Bigger households with a better financial standing cultivate for own consumption and also for market. The heads of such households may have other employment (e.g., formal employment) or may be engaged in other ventures (e.g., livestock rearing or retailing) that gives them extra income for farming activities. Such households normally own more than one agricultural field, or have one large field. Households in this category could have tractor(s) or bullocks for ploughing. Labor is still provided by children of the household, but when necessary extra labor is hired for weeding or at harvest time. Crops with commercial value such as maize, rice, cotton, yam, potatoes and groundnuts are cultivated for the market while millet and sorghum may be cultivated solely for household consumption. Fertilizers, pesticides and herbicides are purchased and applied in such cases because of the commercial value of the crops.
Harvested produce is sold in local markets to end consumers or middle men/women who transport then onwards to bigger markets in the cities. In some instances, market women buy the harvested produce directly from the farm gate. Smallholder farmers generally have poor access to markets (Machete, 2004). For example, they do not have ready access to bigger markets in the cities due to inadequate infrastructure (e.g., transportation, storage), volume and quality of produce traded, institutional bottlenecks, inappropriate policies, poor access to technology, or failure to understand important market factors (Doss, 2006; Osmani and Hossain, 2015; Sharma et al., 2012). Consequently, smallholder farmers are unable to obtain optimal monetary value from their produce due to certain market forces. Awo (2012), for example, indicated the influence of the so-called “market queens” in the marketing of tomatoes in the Upper East region of Ghana.

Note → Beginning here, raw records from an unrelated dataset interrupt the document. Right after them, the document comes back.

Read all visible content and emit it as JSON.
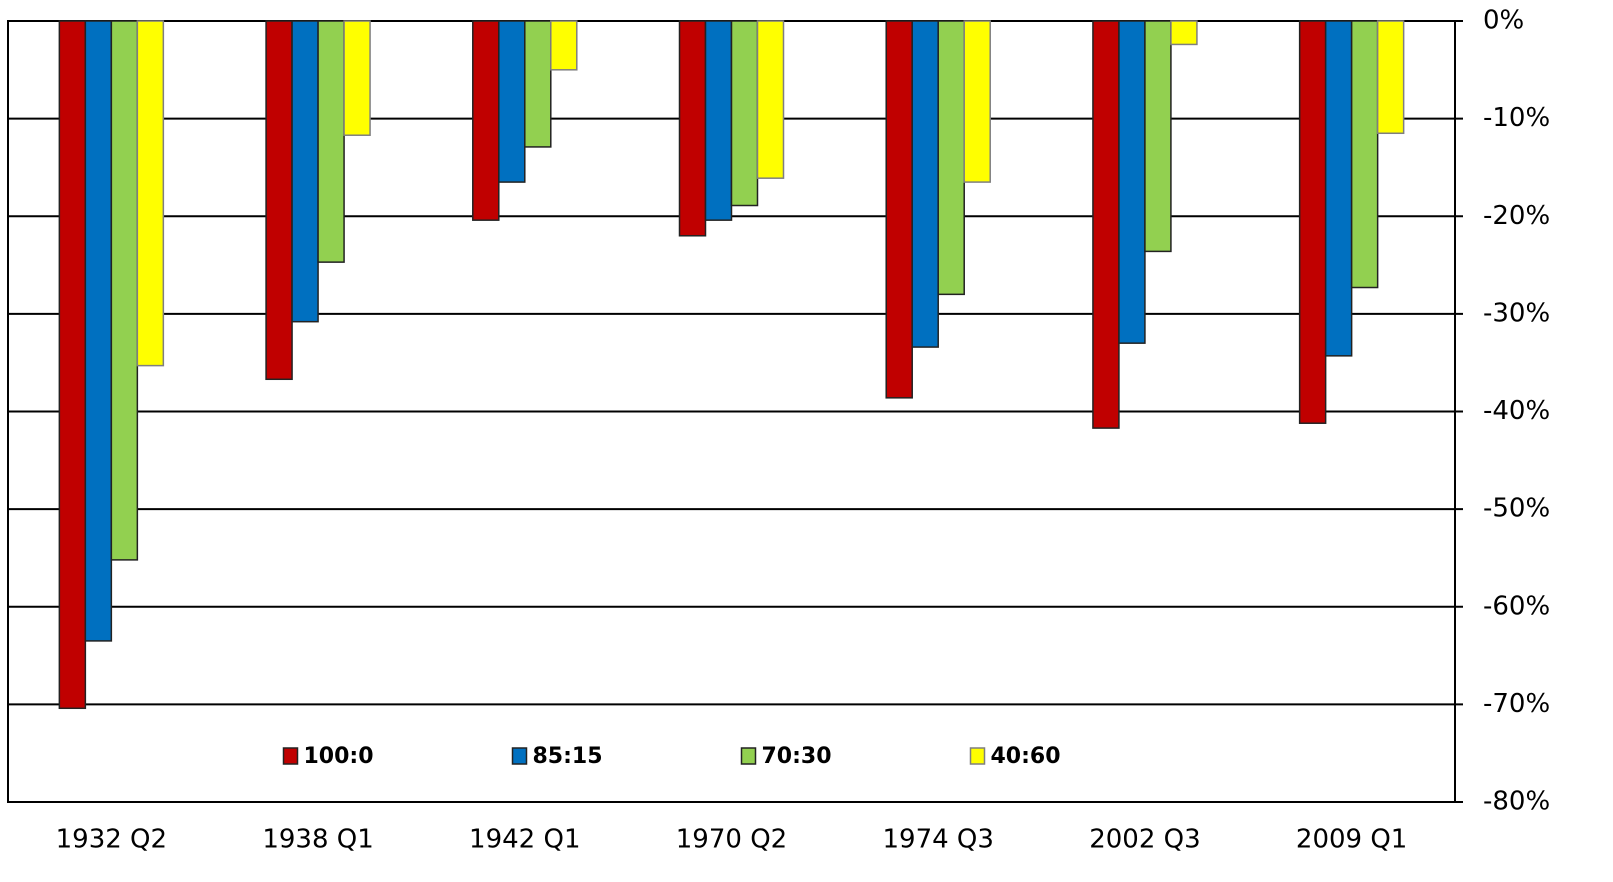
{
  "chart_data": {
    "type": "bar",
    "categories": [
      "1932 Q2",
      "1938 Q1",
      "1942 Q1",
      "1970 Q2",
      "1974 Q3",
      "2002 Q3",
      "2009 Q1"
    ],
    "series": [
      {
        "name": "100:0",
        "color": "#c00000",
        "values": [
          -70.4,
          -36.7,
          -20.4,
          -22.0,
          -38.6,
          -41.7,
          -41.2
        ]
      },
      {
        "name": "85:15",
        "color": "#0070c0",
        "values": [
          -63.5,
          -30.8,
          -16.5,
          -20.4,
          -33.4,
          -33.0,
          -34.3
        ]
      },
      {
        "name": "70:30",
        "color": "#92d050",
        "values": [
          -55.2,
          -24.7,
          -12.9,
          -18.9,
          -28.0,
          -23.6,
          -27.3
        ]
      },
      {
        "name": "40:60",
        "color": "#ffff00",
        "values": [
          -35.3,
          -11.7,
          -5.0,
          -16.1,
          -16.5,
          -2.4,
          -11.5
        ]
      }
    ],
    "ylim": [
      -80,
      0
    ],
    "yticks": [
      {
        "value": 0,
        "label": "0%"
      },
      {
        "value": -10,
        "label": "-10%"
      },
      {
        "value": -20,
        "label": "-20%"
      },
      {
        "value": -30,
        "label": "-30%"
      },
      {
        "value": -40,
        "label": "-40%"
      },
      {
        "value": -50,
        "label": "-50%"
      },
      {
        "value": -60,
        "label": "-60%"
      },
      {
        "value": -70,
        "label": "-70%"
      },
      {
        "value": -80,
        "label": "-80%"
      }
    ],
    "grid": true,
    "legend": "bottom"
  }
}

Most smallholder farmers lose substantial revenue due to poor storage and transportation facilities. Prices are often dictated by market forces, especially during bumper harvest times. As produce can easily go bad in hot climates, and farmers have no appropriate storage facilities, they tend to contend with low producer prices (Mukwevho and Anim, 2014). On the other hand, farmers have no influence on the pricing of farm inputs, as these are determined by market forces such as inflation, import cost, government policy in agriculture and demand. This situation negatively impacts smallholder farmers, and limits their full participation in the food market chain.